L'assurance propriétaire non-occupant (PNO) est une assurance habitation destinée aux propriétaires qui ne résident pas dans leur bien immobilier. Pour un appartement en copropriété loué, vacant ou occupé gratuitement, cette couverture est obligatoire depuis la loi ALUR de 2014 (article 9-1 de la loi du 10 juillet 1965). Pour une maison individuelle, elle n'est pas imposée légalement, mais reste indispensable pour protéger votre patrimoine contre des sinistres dont le coût peut dépasser la valeur de plusieurs années de loyers.
Le principe fondamental à retenir : l'assurance de votre locataire ne protège pas votre bien. Elle couvre uniquement ses biens personnels et sa responsabilité civile vis-à-vis de vous. En tant que propriétaire, vous restez exposé aux dommages sur le bâti (murs, sols, installations fixes), à votre responsabilité civile en cas de sinistre affectant les voisins ou les parties communes, et surtout aux périodes de vacance entre deux locataires, moment où aucune protection n'existe sans assurance PNO. C'est pendant ces périodes que les sinistres passent le plus souvent inaperçus : une fuite derrière un mur, une infiltration en toiture, une intrusion par effraction.
Selon France Assureurs, le marché de l'assurance non-occupant progresse de +8,1% en valeur et de +2,0% en nombre de contrats (données 2024), une croissance supérieure aux contrats occupants (+7,2% et stabilité en volume). Les primes annuelles varient de 90 à 300 euros selon le type de bien, avec une cotisation moyenne de 144 euros par an pour un appartement standard, soit moins de 12 euros par mois pour protéger un actif valant souvent plusieurs centaines de milliers d'euros.
Pourquoi la PNO est indispensable, même sans obligation légale
Trois situations exposent particulièrement le propriétaire bailleur non assuré. Première situation : la période de vacance entre deux locataires. Sans occupant, aucune assurance locataire ne protège le bâti. Un dégât des eaux non détecté peut causer plusieurs milliers d'euros de dommages avant d'être remarqué. Le coût moyen d'un dégât des eaux dans un logement locatif atteint 1 500 à 5 000 euros selon l'ampleur et la durée (source : France Assureurs).
Deuxième situation : la responsabilité civile propriétaire. Si une fuite provenant de votre logement vacant endommage l'appartement du dessous ou les parties communes, vous êtes personnellement responsable sur l'ensemble de vos biens. En copropriété, le syndic peut engager une procédure de recouvrement directement contre vous. Sans assurance, ces frais tombent à votre charge personnelle.
Troisième situation : les dommages au bâti lui-même. Les installations fixes (chaudière, tableau électrique, canalisations, planchers) ne sont couvertes par aucune assurance locataire. Un incendie dans votre logement vacant, sans PNO, entraîne une perte totale non couverte. Le coût moyen d'un sinistre incendie en habitation atteint 12 387 euros (source : France Assureurs).
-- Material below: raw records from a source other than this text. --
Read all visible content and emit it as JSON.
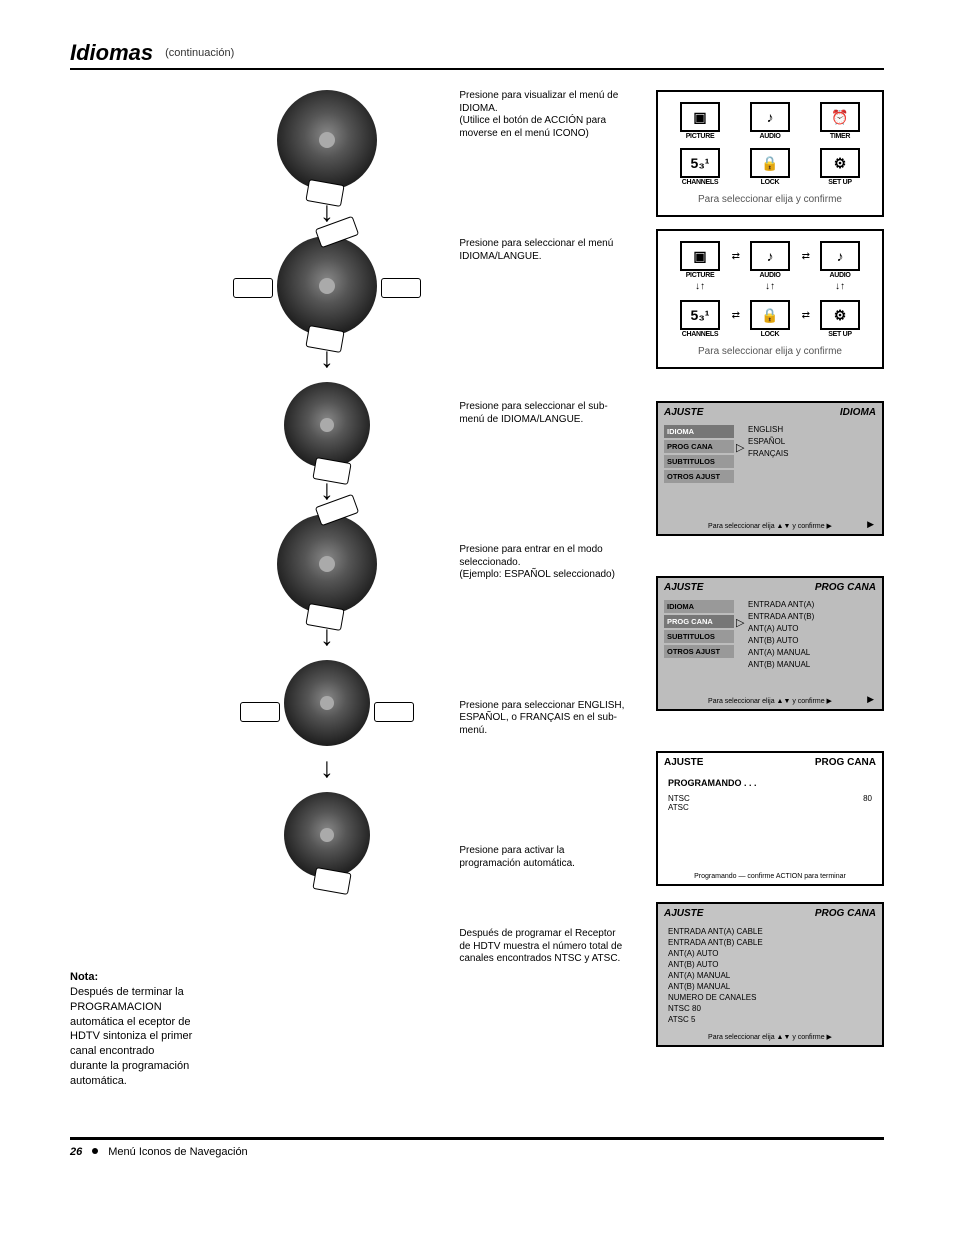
{
  "header": {
    "title": "Idiomas",
    "continued": "(continuación)"
  },
  "steps": {
    "s2": {
      "label": "",
      "left": "Presione para seleccionar el menú IDIOMA/LANGUE.",
      "right_line1": "Presione para visualizar el menú de IDIOMA.",
      "right_line2": "(Utilice el botón de ACCIÓN para moverse en el menú ICONO)"
    },
    "s3": {
      "label": "",
      "right": "Presione para seleccionar el sub-menú de IDIOMA/LANGUE."
    },
    "s4": {
      "label": "",
      "right_line1": "Presione para entrar en el modo seleccionado.",
      "right_line2": "(Ejemplo: ESPAÑOL seleccionado)"
    },
    "s5": {
      "label": "",
      "right": "Presione para seleccionar ENGLISH, ESPAÑOL, o FRANÇAIS en el sub-menú."
    },
    "s6": {
      "label": "",
      "right": "Presione para activar la programación automática."
    }
  },
  "notes": {
    "title": "Nota:",
    "body": "Después de terminar la PROGRAMACION automática el eceptor de HDTV sintoniza el primer canal encontrado durante la programación automática."
  },
  "menu_icons": {
    "picture": "PICTURE",
    "audio": "AUDIO",
    "timer": "TIMER",
    "channels": "CHANNELS",
    "lock": "LOCK",
    "setup": "SET UP",
    "caption1": "Para seleccionar elija y confirme",
    "caption2": "Para seleccionar elija y confirme",
    "ch_glyph": "5₃¹"
  },
  "osd1": {
    "left_title": "AJUSTE",
    "right_title": "IDIOMA",
    "tabs": [
      "IDIOMA",
      "PROG CANA",
      "SUBTITULOS",
      "OTROS AJUST"
    ],
    "active_index": 0,
    "options": [
      "ENGLISH",
      "ESPAÑOL",
      "FRANÇAIS"
    ],
    "footer": "Para seleccionar elija ▲▼ y confirme ▶"
  },
  "osd2": {
    "left_title": "AJUSTE",
    "right_title": "PROG CANA",
    "tabs": [
      "IDIOMA",
      "PROG CANA",
      "SUBTITULOS",
      "OTROS AJUST"
    ],
    "active_index": 1,
    "rows": [
      "ENTRADA ANT(A)",
      "ENTRADA ANT(B)",
      "ANT(A) AUTO",
      "ANT(B) AUTO",
      "ANT(A) MANUAL",
      "ANT(B) MANUAL"
    ],
    "footer": "Para seleccionar elija ▲▼ y confirme ▶"
  },
  "progress_box": {
    "left_title": "AJUSTE",
    "right_title": "PROG CANA",
    "subtitle": "PROGRAMANDO . . . ",
    "rows": [
      {
        "label": "NTSC",
        "value": "80"
      },
      {
        "label": "ATSC",
        "value": ""
      }
    ],
    "footer": "Programando — confirme ACTION para terminar"
  },
  "final_box": {
    "left_title": "AJUSTE",
    "right_title": "PROG CANA",
    "rows": [
      "ENTRADA ANT(A)      CABLE",
      "ENTRADA ANT(B)      CABLE",
      "ANT(A) AUTO",
      "ANT(B) AUTO",
      "ANT(A) MANUAL",
      "ANT(B) MANUAL",
      "",
      "NUMERO DE CANALES",
      "NTSC      80",
      "ATSC       5"
    ],
    "footer": "Para seleccionar elija ▲▼ y confirme ▶"
  },
  "last_paragraph": "Después de programar el Receptor de HDTV muestra el número total de canales encontrados NTSC y ATSC.",
  "page": {
    "number": "26",
    "crumb": "Menú Iconos de Navegación"
  }
}
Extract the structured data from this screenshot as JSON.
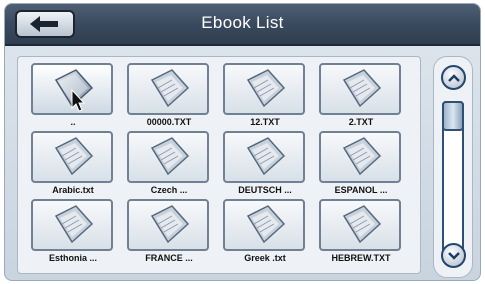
{
  "title": "Ebook List",
  "icons": {
    "back": "back-arrow-icon",
    "file": "book-file-icon",
    "cursor": "pointer-cursor-icon",
    "scroll_up": "chevron-up-icon",
    "scroll_down": "chevron-down-icon"
  },
  "files": [
    {
      "label": ".."
    },
    {
      "label": "00000.TXT"
    },
    {
      "label": "12.TXT"
    },
    {
      "label": "2.TXT"
    },
    {
      "label": "Arabic.txt"
    },
    {
      "label": "Czech ..."
    },
    {
      "label": "DEUTSCH ..."
    },
    {
      "label": "ESPANOL ..."
    },
    {
      "label": "Esthonia ..."
    },
    {
      "label": "FRANCE ..."
    },
    {
      "label": "Greek .txt"
    },
    {
      "label": "HEBREW.TXT"
    }
  ],
  "scroll_position": 0,
  "colors": {
    "title_bar": "#3a4a5e",
    "accent": "#24456e"
  }
}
La PNO est la seule assurance protégeant votre bien quel que soit le statut d'occupation : bien loué en location nue, meublée, location saisonnière (avec mention spéciale), bien vacant, ou bien mis à disposition d'un tiers à titre gratuit. Cette polyvalence en fait un pilier incontournable de toute stratégie d'investissement locatif, que vous déteniez un seul appartement ou un portefeuille de plusieurs biens.
La PNO face à d'autres couvertures habitation
Il est fréquent de confondre l'assurance PNO avec d'autres produits proches. La distinction avec la MRH (multirisques habitation) classique est fondamentale : la MRH couvre l'occupant et ses biens personnels, tandis que la PNO couvre le propriétaire absent et le bâti. Un propriétaire qui occupe sa résidence principale souscrit une MRH, pas une PNO. Un investisseur qui possède un bien locatif a besoin d'une PNO pour ce bien, qu'il occupe ou non sa propre résidence.
La PNO ne remplace pas non plus l'assurance de la copropriété (souscrite par le syndic), qui couvre les parties communes de l'immeuble. La couverture du syndic protège les espaces partagés (couloirs, hall, ascenseur, toiture), mais ne protège ni les parties privatives de chaque appartement, ni la responsabilité civile individuelle de chaque copropriétaire. Ces deux niveaux de couverture sont complémentaires et tous deux nécessaires pour une protection complète.